Vous me demandez pourquoi j’ai chez moi un jésuite ; je voudrais en avoir deux ; et, si on me fâche, je me ferai communier par eux deux fois par jour. Je ne veux point être martyr à mon âge. J’ai beau travailler sans relâche au Siècle de Louis XIV, j’ai beau voyager avec une Princesse de Babylone, m’amuser à des tragédies et des comédies, être agriculteur et maçon, on s’obstine à m’imputer toutes les nouveautés dangereuses qui paraissent. Il y a un baron d’Holbach à Paris qui fait venir toutes les brochures imprimées à Amsterdam chez Marc-Michel Rey.
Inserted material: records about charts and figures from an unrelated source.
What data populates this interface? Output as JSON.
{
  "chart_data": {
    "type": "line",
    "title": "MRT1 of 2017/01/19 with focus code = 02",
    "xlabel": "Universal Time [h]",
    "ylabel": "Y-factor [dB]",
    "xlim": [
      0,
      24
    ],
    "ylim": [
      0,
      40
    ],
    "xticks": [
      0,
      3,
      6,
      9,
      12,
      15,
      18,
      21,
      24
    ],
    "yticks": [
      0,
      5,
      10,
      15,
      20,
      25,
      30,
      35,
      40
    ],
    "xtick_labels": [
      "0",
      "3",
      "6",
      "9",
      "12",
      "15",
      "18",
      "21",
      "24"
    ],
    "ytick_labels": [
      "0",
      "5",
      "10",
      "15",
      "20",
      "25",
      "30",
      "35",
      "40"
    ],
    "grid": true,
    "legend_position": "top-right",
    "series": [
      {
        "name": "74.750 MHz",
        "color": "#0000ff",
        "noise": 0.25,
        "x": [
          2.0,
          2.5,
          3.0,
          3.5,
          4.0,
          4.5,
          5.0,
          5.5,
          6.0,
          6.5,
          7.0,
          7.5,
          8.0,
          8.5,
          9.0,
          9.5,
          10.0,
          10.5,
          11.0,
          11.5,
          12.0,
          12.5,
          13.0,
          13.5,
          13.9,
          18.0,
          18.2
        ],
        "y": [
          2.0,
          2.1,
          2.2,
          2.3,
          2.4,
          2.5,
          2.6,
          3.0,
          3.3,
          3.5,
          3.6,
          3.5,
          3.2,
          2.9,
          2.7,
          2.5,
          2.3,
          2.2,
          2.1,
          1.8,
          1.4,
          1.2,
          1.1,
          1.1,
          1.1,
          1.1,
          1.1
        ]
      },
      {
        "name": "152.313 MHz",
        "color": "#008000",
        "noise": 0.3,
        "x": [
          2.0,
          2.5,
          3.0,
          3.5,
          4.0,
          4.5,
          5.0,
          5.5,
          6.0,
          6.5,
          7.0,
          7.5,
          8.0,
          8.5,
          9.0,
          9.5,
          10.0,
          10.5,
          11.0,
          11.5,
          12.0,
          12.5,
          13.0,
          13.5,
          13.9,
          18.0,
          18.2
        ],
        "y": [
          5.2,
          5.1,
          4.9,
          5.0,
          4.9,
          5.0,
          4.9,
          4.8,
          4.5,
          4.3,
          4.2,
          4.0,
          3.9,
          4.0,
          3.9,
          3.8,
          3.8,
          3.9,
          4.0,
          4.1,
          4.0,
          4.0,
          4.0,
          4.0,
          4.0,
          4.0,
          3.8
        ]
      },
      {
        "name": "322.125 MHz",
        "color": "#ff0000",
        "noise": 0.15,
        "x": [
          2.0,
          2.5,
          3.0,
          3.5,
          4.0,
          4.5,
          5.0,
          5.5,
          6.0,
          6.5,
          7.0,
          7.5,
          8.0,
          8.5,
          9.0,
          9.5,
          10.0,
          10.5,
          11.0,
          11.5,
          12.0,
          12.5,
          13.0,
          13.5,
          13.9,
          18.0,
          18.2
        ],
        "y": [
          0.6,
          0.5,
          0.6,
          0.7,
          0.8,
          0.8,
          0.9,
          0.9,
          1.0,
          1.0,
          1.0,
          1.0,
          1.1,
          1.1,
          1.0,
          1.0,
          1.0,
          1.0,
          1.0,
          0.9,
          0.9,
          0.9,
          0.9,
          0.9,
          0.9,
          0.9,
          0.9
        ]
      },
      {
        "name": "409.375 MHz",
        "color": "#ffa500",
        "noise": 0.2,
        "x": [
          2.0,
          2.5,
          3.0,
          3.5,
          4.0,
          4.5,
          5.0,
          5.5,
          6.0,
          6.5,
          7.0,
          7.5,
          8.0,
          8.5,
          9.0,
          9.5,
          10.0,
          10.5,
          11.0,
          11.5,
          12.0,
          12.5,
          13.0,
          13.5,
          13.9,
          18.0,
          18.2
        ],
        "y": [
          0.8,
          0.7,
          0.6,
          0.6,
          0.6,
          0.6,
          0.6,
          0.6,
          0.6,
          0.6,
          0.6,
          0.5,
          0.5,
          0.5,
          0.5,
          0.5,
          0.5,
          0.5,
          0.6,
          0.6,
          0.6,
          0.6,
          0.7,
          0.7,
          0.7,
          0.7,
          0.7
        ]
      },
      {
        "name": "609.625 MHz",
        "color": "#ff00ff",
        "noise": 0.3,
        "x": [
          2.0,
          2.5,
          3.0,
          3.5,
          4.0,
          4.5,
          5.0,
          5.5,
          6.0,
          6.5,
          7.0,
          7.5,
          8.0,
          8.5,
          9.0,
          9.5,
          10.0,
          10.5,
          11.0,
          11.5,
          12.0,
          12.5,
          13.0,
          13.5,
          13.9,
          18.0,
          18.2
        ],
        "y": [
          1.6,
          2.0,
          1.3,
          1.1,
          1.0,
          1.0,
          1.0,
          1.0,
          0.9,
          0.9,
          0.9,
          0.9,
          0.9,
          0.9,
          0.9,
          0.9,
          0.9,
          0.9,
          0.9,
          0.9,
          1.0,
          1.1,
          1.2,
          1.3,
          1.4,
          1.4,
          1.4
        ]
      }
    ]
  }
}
Ce libraire, qui est celui de Jean-Jacques, les met probablement sous mon nom. Il est physiquement impossible que j’aie pu suffire à composer toutes ces rapsodies ; n’importe, on me les attribue pour les vendre.

J’ai lu la Relation[2] dont vous me parlez ; elle n’est point du tout sage et modérée, comme on vous l’a dit ; elle me paraît très-outrageante pour les juges. Jugez donc, mon cher ange, quel doit être mon état : calomnié continuellement, pouvant être condamné sans être entendu, je passe mes derniers jours dans une crainte trop fondée. Cinquante ans de travaux ne m’ont fait que cinquante ennemis de plus, et je suis toujours prêt à aller chercher ailleurs, non pas le repos, mais la sécurité. Si la nature ne m’avait pas donné deux antidotes excellents, l’amour du travail et la gaieté, il y a longtemps que je serais mort de désespoir.

Dieu soit béni, puisque Mme d’Argental se porte mieux : Je me recommande a ses bontés.



7723. — À M. LE MARQUIS DE THIBOUVILLE[3].
2 avril.

Eh bien : il faut donc contenter la curiosité de votre amitié et celle de M. et de Mme d’Argental. Voici mes raisons : j’ai soixante-quatorze ans, je me couche à dix heures et je me lève à cinq ; je suis las d’elle l’aubergiste de l’Europe. Je veux mourir dans la retraite. Cette retraite profonde ne convient ni à Mme Denis, ni à la petite Corneille. Mme Denis l’a supportée, tant qu’elle a été

  1. Tome XXI, page 369.
  2. Relation de la mort du chevalier de La Barre, tome XXV, page 501.
  3. Éditeurs, de Cayrol et François.